Maine war poster
A poster produced in spring 1898 prodding the American people to go to war with Spain. The USS Maine had blown up in Havana Harbor, Cuba, in February 1898. Although the cause of the explosion was never identified, unofficially the U.S. and the American press believed it was caused by a Spanish mine. "To hell with Spain - Remember the Maine!" was the slogan of many tabloid newspapers (the "yellow press"), which pushed for war to increase sales.
Even in 2013, the cause of the explosion of the Maine is not known. Despite the ship being raised from the bottom of the harbor, despite modern computer modeling, despite six official investigations -- no one knows why the USS Maine exploded. Coal dust in the fuel bunker may have ignited, setting off the ship's ammunition. A coal fire in the fuel bunker may have caused so much heat that the ammunition magazine's exploded. Or, it may have been a mine. (Imperial Spain at the time maintained that the U.S. blew up its own ship to create a cause for war.)
The USS Maine was the first battleship ever built by the United States.

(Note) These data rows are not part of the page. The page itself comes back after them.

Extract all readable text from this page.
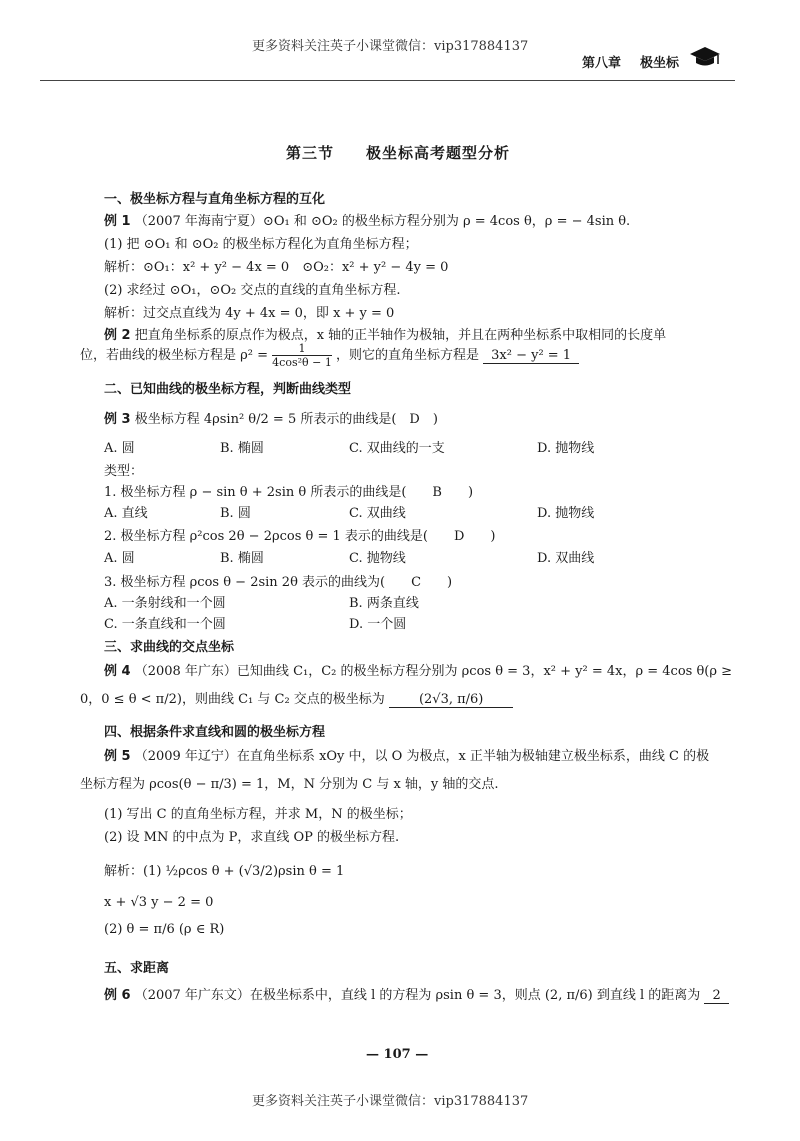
更多资料关注英子小课堂微信：vip317884137
第八章 极坐标
第三节　　极坐标高考题型分析
一、极坐标方程与直角坐标方程的互化
例 1 （2007 年海南宁夏）⊙O₁ 和 ⊙O₂ 的极坐标方程分别为 ρ = 4cos θ，ρ = − 4sin θ.
(1) 把 ⊙O₁ 和 ⊙O₂ 的极坐标方程化为直角坐标方程；
解析：⊙O₁：x² + y² − 4x = 0　⊙O₂：x² + y² − 4y = 0
(2) 求经过 ⊙O₁，⊙O₂ 交点的直线的直角坐标方程.
解析：过交点直线为 4y + 4x = 0，即 x + y = 0
例 2 把直角坐标系的原点作为极点，x 轴的正半轴作为极轴，并且在两种坐标系中取相同的长度单
位，若曲线的极坐标方程是 $\rho^2 = \frac{1}{\text{4cos²θ − 1}}$ ，则它的直角坐标方程是 3x² − y² = 1
二、已知曲线的极坐标方程，判断曲线类型
例 3 极坐标方程 4ρsin² θ/2 = 5 所表示的曲线是(　D　)
A. 圆	B. 椭圆	C. 双曲线的一支	D. 抛物线
类型：
1. 极坐标方程 ρ − sin θ + 2sin θ 所表示的曲线是(　　B　　)
A. 直线	B. 圆	C. 双曲线	D. 抛物线
2. 极坐标方程 ρ²cos 2θ − 2ρcos θ = 1 表示的曲线是(　　D　　)
A. 圆	B. 椭圆	C. 抛物线	D. 双曲线
3. 极坐标方程 ρcos θ − 2sin 2θ 表示的曲线为(　　C　　)
A. 一条射线和一个圆	B. 两条直线
C. 一条直线和一个圆	D. 一个圆
三、求曲线的交点坐标
例 4 （2008 年广东）已知曲线 C₁，C₂ 的极坐标方程分别为 ρcos θ = 3，x² + y² = 4x，ρ = 4cos θ(ρ ≥
0，0 ≤ θ < π/2)，则曲线 C₁ 与 C₂ 交点的极坐标为	(2√3, π/6)
四、根据条件求直线和圆的极坐标方程
例 5 （2009 年辽宁）在直角坐标系 xOy 中，以 O 为极点，x 正半轴为极轴建立极坐标系，曲线 C 的极
坐标方程为 ρcos(θ − π/3) = 1，M，N 分别为 C 与 x 轴，y 轴的交点.
(1) 写出 C 的直角坐标方程，并求 M，N 的极坐标；
(2) 设 MN 的中点为 P，求直线 OP 的极坐标方程.
解析：(1) ½ρcos θ + (√3/2)ρsin θ = 1
x + √3 y − 2 = 0
(2) θ = π/6 (ρ ∈ R)
五、求距离
例 6 （2007 年广东文）在极坐标系中，直线 l 的方程为 ρsin θ = 3，则点 (2, π/6) 到直线 l 的距离为 2
— 107 —
更多资料关注英子小课堂微信：vip317884137
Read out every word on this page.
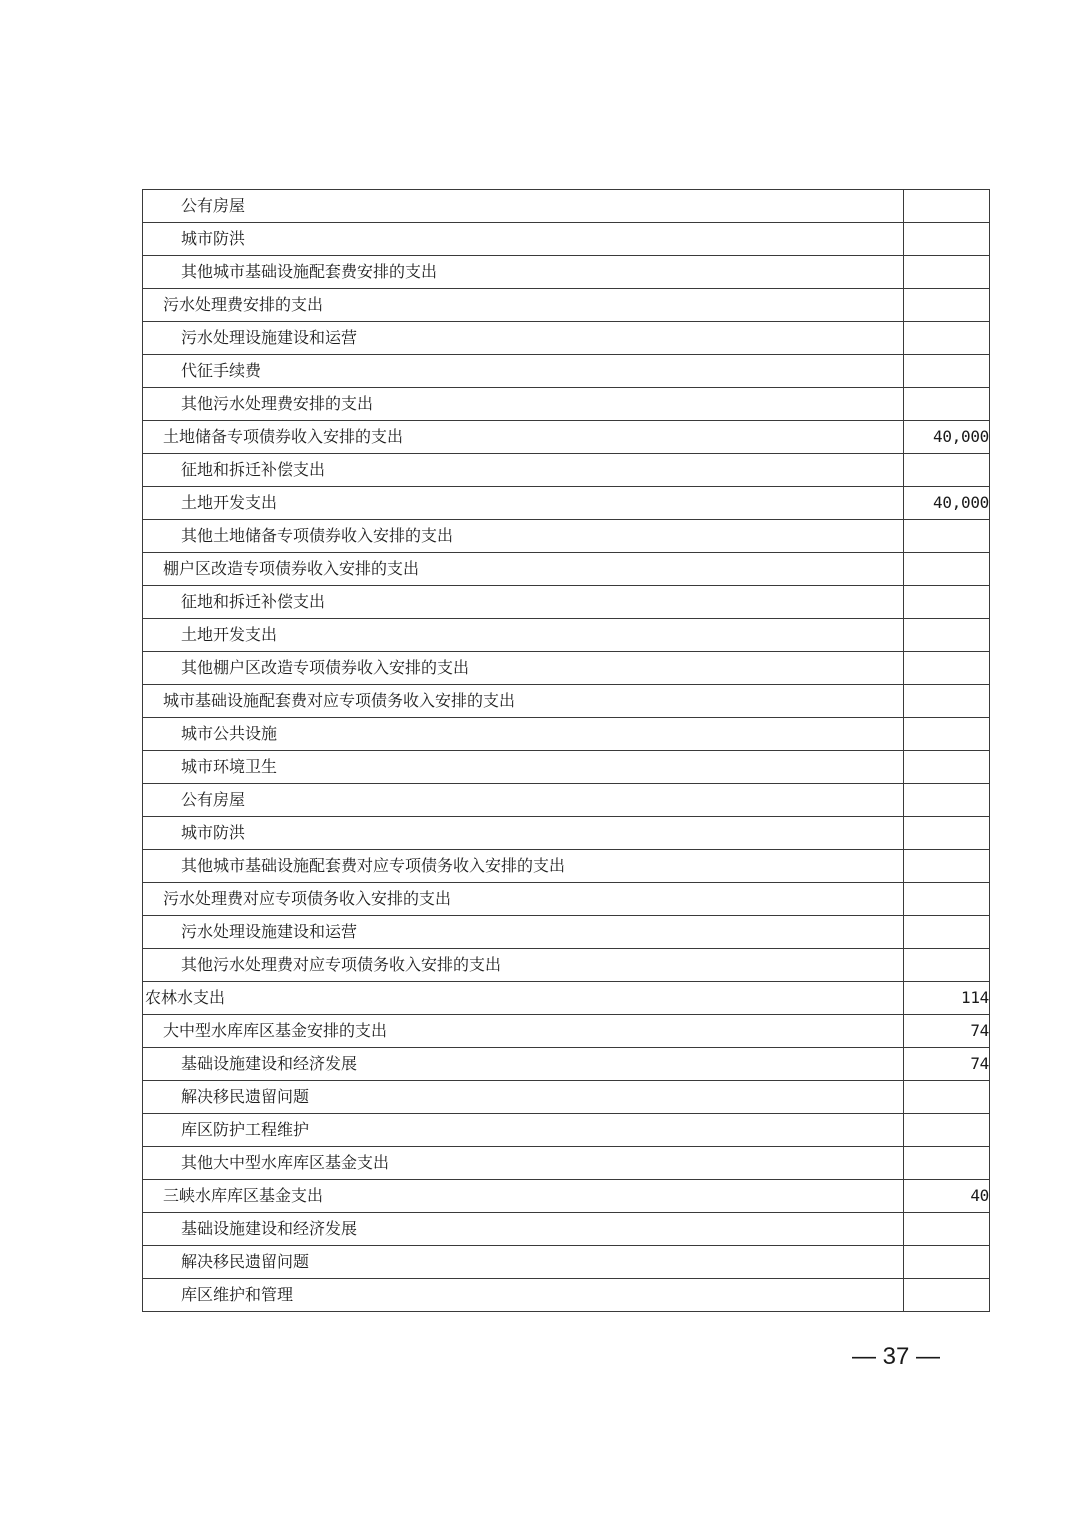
公有房屋	
城市防洪	
其他城市基础设施配套费安排的支出	
污水处理费安排的支出	
污水处理设施建设和运营	
代征手续费	
其他污水处理费安排的支出	
土地储备专项债券收入安排的支出	40,000
征地和拆迁补偿支出	
土地开发支出	40,000
其他土地储备专项债券收入安排的支出	
棚户区改造专项债券收入安排的支出	
征地和拆迁补偿支出	
土地开发支出	
其他棚户区改造专项债券收入安排的支出	
城市基础设施配套费对应专项债务收入安排的支出	
城市公共设施	
城市环境卫生	
公有房屋	
城市防洪	
其他城市基础设施配套费对应专项债务收入安排的支出	
污水处理费对应专项债务收入安排的支出	
污水处理设施建设和运营	
其他污水处理费对应专项债务收入安排的支出	
农林水支出	114
大中型水库库区基金安排的支出	74
基础设施建设和经济发展	74
解决移民遗留问题	
库区防护工程维护	
其他大中型水库库区基金支出	
三峡水库库区基金支出	40
基础设施建设和经济发展	
解决移民遗留问题	
库区维护和管理	
— 37 —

Obsolete as soon as she launched, she patrolled the North Atlantic for 18 months before being sent to Havana, Cuba, to help calm anti-independence riots there (fomented by Spanish military officers). Her first night in the harbor, she blew up -- and 260 of her 355 crew died, nearly all of them sailors (not officers). Only a third of the ship remained.
The "yellow press" in the U.S. claimed a Spanish mine sank her, and this caused the Spanish-American War. The war lasted 10 weeks, and Spain lost Cuba, Puerto Rico, the Philippines, and Guam to the U.S.
The Maine stayed where she was until 1911-1912, when the U.S. Army Corps of Engineers raised the latter third of the ship. It was towed three miles out to sea and sunk in 1,200 feet of water. The remaining two-thirds of the ship was just scrap. Some relics (like dishes, swords, bayonets, the ship's bell, etc.) were taken back to the U.S. Some scrap was melted down into commemorative plaques, medals, or insignia. But most of the scrap was taken out to sea and dumped.
In 1899, the 160 Maine sailors buried in Colón Cemetery were disinterred and reburied at Arlington National Cemetery. Two U.S. howitzers and an anchor from another ship were placed there as a memorial. About 60 more dead were found about the Maine when it was raised. These remains were returned to the U.S. in December 1912, and buried at Arlington as well. The memorial mausoleum was created at Arlington near the Maine burial field, and the mast of the USS Maine was set into it. Today, it's known as the USS Maine Mast Memorial.